BRIC stands for Brazil - Russia - India - China. BRIC ETFs are funds designed so that in a single trade an investor can acquire relevant and representative exposure to markets in these four countries.
There are several BRIC ETFs available on the market. Though these funds have somewhat different holdings on the whole they tend to demonstrate similar performance and returns. The chart below compares the performance of three key BRIC ETFs: the streetTRACKS SPDR S&P BRIC 40 ETF (AMEX:BIK), iShares MSCI BRIC Index ETF (NYSEArca:BKF), and the Claymores Bank of New York BRIC ETF (NYSEArca:EEB).
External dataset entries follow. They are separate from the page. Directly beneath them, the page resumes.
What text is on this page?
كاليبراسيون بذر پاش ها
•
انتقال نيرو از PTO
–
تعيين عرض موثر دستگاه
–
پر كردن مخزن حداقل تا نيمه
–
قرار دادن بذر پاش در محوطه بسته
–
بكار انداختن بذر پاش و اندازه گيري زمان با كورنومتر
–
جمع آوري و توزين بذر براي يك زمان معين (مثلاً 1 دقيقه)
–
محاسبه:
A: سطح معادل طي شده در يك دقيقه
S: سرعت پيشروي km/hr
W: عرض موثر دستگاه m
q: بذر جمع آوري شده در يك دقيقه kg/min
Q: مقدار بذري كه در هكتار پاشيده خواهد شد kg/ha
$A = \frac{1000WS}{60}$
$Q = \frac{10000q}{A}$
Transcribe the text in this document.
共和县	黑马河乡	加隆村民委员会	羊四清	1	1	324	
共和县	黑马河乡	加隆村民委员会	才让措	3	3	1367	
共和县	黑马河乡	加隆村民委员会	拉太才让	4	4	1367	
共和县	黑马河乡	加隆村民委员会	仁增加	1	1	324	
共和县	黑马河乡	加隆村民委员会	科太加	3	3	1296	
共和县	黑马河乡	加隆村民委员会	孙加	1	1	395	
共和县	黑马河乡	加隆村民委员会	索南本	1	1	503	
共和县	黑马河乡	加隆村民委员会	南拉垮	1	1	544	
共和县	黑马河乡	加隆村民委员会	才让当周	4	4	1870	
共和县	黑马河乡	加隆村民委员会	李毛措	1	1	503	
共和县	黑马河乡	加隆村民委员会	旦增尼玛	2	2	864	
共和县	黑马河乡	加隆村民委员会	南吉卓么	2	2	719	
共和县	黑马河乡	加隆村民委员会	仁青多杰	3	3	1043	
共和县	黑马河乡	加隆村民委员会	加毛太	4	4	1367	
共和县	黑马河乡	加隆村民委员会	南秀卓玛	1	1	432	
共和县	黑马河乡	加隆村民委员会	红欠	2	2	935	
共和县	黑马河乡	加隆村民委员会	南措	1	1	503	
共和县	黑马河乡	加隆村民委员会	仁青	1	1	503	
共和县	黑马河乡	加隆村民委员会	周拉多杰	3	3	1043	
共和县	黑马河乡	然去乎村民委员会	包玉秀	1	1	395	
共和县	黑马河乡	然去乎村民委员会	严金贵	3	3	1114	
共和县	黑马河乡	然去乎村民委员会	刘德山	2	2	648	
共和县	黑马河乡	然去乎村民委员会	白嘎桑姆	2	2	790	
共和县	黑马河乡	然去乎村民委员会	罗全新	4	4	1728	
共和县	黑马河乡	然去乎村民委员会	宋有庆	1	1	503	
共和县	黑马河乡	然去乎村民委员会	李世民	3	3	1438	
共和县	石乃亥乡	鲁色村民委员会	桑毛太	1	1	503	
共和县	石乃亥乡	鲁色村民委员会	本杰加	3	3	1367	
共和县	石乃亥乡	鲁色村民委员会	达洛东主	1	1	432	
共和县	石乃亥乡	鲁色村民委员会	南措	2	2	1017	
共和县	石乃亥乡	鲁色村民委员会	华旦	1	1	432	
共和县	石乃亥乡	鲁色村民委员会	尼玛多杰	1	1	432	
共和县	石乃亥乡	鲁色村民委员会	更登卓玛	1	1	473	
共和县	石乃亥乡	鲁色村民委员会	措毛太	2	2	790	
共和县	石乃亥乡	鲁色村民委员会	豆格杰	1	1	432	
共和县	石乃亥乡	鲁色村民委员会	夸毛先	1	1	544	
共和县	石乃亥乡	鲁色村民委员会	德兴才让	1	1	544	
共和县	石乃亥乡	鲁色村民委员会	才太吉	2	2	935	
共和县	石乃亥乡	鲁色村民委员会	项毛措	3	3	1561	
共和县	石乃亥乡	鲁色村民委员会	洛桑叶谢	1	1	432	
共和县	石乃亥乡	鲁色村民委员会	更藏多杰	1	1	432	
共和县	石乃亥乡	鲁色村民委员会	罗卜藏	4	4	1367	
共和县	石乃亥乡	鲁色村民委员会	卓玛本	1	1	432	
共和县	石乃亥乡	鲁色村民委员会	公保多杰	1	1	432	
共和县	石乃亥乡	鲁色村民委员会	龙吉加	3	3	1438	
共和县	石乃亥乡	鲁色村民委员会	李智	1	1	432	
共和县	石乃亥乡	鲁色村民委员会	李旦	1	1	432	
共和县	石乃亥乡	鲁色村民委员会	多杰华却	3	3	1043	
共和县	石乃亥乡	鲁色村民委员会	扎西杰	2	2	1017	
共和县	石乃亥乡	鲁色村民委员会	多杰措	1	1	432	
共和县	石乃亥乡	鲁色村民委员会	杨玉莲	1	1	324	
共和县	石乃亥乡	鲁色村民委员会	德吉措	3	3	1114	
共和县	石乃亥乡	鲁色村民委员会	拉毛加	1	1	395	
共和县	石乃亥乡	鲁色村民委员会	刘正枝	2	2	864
Despite much discussion of the de-linking of the BRIC economies to the West (a view that proclaimed the independence or near independence of the BRIC economies) from a market perspective this has yet to out-muscle the opposing trend: toward an increasingly connected world. Correlation of the performance of BRIC ETFs in comparison to the domestic benchmark Standard and Poor's Depositary Receipts (AMEX:SPY), which tracks the S&P 500 Index, tends to be quite high. Claymore's EEB was the first BRIC to market and thus has most of the market share. The chart below uses EEB to make this comparison. It shows that on a 1-year basis EEB has an R-squared correlation coefficient of 0.89 (where 1 represents perfect correlation and 0 represents no correlation), in other words that BRIC ETFs are highly correlated with the US benchmarks.
So with this kind of correlation why should investors bother with a BRIC ETF? The answer of course is that correlation is not the same as performance. BRICs are the fastest growing economies in the world. China is growing at around 10% per year, India is growing at 8-9%, Brazil and Russia 5-7%. These rates are not constant and of course depend on healthy participation of Western economies, but increasingly these countries are becoming increasingly important inputs into the world system. If in the new order of the first decade of the 21st Century the U.S and Europe emerged as the worlds consumers, then China the became the worlds preeminent manufacturer, India the worlds service outsourcer and Brazil and Russia essential commodity and natural resource providers. That explanation is over simple but a diversified portfolio should probably reflect the reality of a global system where BRIC countries play big roles.
But the volatility in BRIC ETFs can be daunting. Chinese ETFs like iShares FTSE/Xinhua China 25 Index (NYSEArca:FXI) are notorious for their volatility and high betas. FXI has a beta of close to 2, which means that for every percentage point move in the SPY, FXI moves 2 percentage points. Less well known and less appreciated is that the pure play Brazilian ETF iShares MSCI Brazil (AMEX:EWZ) has a similar risk profile. When oil prices fall rapidly, Russian markets are so volatile that they on several occasions exchanges have been completely closed down, sometimes for days at a time. Historically this has not prevented the BRIC ETFs from trading, though it certainly has added to their volatility.
From an expense ratio perspective all three of these funds are pretty efficient at providing exposure to the BRIC economies. BKF has the highest expense ratio at 0.75%. EEB is at 0.7%, and at 0.5% BIK has the lowest of the three. Turnover adds to the expense of some ETFs, and is a kind of stealth expense for funds that do a lot of trading. These funds however all have very minimal to zero turnover.
Allocation by country tends to be a little different in each case and will vary of course with performance. All three ETFs are heavily weighted (65%-85%) to China and Brazil, with India and Russia generally underrepresented. In part this reflects the enormous size of the Chinese economy in comparison with the other BRICs. This skewing is particularly stark in the case of EEB where Russia typically composes less than 5% of the fund, and India around 10% of the fund. BKF tends to have the most equal representation by country with Russia and India together composing around 30% of the total ETF.
Allocation by industry tends to be more similar among these funds, with industrial, energy, telecommunication, and financial stocks dominating. BIK is the most concentrated of the three holding just 40 stocks to BKF's 124 companies. The high number of holdings in BKF is somewhat misleading however as its top ten holdings constitute about 40% of overall holdings (compared to around 50% of overall holdings for BIK and EEB).
Some investors may ask whether or not the BRIC designation, and perhaps the booming BRIC economies more generally, are perhaps an investment fad. Is the excitement that these economies generate only possible in a world-wide bull market? Is the viability of this asset class more characteristic of a global optimism than of an economic reality? The answer is that the BRIC economies are world-class and they are growing. They are obviously linked to the West, but they are just as obviously increasingly strong domestically. Because of their high betas, BRIC ETFs have a tendency to overshoot the domestic market benchmarks like the SPY. This makes them dangerous to own when the market is peaking but significant opportunities, both the short and longer term, when the market finds a bottom.